StandardAero Component Services’ Tim Mathis reports that his company is shifting its focus toward composite parts repair technology. He says the ratio of metal to composite engine parts repaired by the company is currently 80/20. But that could reach a 50/50 split within a decade.
“The challenge is, how do we get ready to repair the new composite engine parts that we don’t even know about yet?” says Mathis. “That means addressing issues involving equipment and technology, as well as those for composite parts inspections, layup and the more sophisticated machining methods that will be required.”

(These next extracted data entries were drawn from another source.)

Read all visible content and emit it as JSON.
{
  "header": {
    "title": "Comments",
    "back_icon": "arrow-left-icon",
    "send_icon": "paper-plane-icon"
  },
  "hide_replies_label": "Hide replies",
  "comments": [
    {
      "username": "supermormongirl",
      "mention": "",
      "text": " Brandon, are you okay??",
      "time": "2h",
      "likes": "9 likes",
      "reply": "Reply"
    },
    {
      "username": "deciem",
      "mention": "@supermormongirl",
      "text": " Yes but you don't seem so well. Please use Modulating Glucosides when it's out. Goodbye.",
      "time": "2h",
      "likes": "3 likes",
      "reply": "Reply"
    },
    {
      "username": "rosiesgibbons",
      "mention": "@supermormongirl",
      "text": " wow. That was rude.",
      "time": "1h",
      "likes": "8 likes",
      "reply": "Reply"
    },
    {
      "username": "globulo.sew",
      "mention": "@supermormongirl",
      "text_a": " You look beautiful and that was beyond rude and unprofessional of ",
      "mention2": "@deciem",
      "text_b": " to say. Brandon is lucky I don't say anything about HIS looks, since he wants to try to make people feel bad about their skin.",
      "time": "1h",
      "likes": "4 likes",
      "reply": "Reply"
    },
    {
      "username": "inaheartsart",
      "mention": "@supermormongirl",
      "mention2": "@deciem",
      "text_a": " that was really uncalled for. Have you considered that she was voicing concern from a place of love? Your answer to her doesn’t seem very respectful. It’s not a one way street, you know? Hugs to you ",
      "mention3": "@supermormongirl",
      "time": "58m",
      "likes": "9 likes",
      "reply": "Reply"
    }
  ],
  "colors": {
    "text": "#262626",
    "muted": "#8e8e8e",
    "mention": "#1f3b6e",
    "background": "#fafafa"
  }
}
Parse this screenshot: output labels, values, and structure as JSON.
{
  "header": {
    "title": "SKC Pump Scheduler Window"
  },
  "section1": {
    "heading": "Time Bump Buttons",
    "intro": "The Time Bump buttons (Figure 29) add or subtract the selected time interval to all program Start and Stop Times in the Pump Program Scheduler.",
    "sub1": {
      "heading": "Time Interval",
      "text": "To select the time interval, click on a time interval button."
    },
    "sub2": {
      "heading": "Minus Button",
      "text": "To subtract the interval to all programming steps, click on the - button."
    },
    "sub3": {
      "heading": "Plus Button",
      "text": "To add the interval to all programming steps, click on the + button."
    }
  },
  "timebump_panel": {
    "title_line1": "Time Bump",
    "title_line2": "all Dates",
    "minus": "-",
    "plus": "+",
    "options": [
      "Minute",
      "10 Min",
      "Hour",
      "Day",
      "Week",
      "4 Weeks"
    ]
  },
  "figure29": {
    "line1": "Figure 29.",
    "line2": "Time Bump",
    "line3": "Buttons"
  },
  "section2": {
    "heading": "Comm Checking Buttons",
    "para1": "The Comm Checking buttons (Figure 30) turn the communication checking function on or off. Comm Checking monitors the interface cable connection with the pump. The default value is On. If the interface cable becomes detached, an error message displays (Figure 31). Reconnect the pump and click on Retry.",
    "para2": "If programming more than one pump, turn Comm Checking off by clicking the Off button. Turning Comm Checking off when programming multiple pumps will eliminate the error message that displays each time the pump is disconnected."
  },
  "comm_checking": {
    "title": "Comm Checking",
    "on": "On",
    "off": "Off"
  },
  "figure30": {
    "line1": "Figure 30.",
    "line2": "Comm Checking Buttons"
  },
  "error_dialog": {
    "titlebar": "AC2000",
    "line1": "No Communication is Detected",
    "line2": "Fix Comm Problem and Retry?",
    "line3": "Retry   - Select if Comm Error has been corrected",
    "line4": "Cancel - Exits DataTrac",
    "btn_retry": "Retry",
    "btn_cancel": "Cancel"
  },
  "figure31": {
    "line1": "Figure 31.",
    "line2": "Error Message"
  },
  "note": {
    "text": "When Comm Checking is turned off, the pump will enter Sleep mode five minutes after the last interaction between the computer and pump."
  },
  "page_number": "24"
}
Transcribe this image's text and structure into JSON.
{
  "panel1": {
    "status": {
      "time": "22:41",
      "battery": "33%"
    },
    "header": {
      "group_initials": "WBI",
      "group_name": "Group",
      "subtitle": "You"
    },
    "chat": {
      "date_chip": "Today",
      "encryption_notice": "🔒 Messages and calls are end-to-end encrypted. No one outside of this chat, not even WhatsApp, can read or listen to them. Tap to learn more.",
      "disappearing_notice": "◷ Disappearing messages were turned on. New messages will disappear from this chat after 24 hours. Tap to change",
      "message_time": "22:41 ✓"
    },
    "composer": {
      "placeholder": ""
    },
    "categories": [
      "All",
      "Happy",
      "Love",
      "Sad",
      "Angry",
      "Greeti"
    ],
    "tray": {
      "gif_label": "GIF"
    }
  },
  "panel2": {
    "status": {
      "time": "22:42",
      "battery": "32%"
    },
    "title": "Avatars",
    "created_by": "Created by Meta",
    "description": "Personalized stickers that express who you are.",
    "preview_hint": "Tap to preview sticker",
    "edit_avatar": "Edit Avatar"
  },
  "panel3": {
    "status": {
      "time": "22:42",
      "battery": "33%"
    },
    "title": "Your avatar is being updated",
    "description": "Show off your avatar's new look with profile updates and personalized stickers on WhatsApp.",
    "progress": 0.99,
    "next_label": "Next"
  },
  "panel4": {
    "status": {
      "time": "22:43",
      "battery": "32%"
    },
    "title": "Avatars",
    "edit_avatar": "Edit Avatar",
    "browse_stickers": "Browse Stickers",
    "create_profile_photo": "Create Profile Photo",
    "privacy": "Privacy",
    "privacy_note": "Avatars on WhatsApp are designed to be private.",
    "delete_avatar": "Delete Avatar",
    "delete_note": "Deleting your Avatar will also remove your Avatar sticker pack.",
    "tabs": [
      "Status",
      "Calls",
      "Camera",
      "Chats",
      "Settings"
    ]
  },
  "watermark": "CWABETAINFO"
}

Preparations are in progress on ceramic matrix composites (CMC), which, Mathis points out, are not used in legacy engines, and thus have no available repairs. He predicts that CMC applications will be with combustor liners, fan cases and hot-section components, including blades, vanes, shrouds, nozzles and exhaust.
But as repair technology increases in complexity, intellectual property access will become a greater issue. “Intellectual property has always been a decisive factor for our repair development,” says MTU Maintenance’s Seidel. “In fact, we believe this situation has gotten more challenging over the past few years due to the strong OEM dominance of the aftermarket. Yet there is still room for new ideas and solutions.”
However, Oliver Wyman’s Doan believes that most MROs lack the infrastructure to develop repairs without intellectual property access.
“Developing new repair technology mandates a thorough understanding of the technology and data—such as the data pertaining to stress analysis. That’s why more MROs will have to partner with OEMs going forward. The new technology is coming in fast; the old technology is leaving fast.”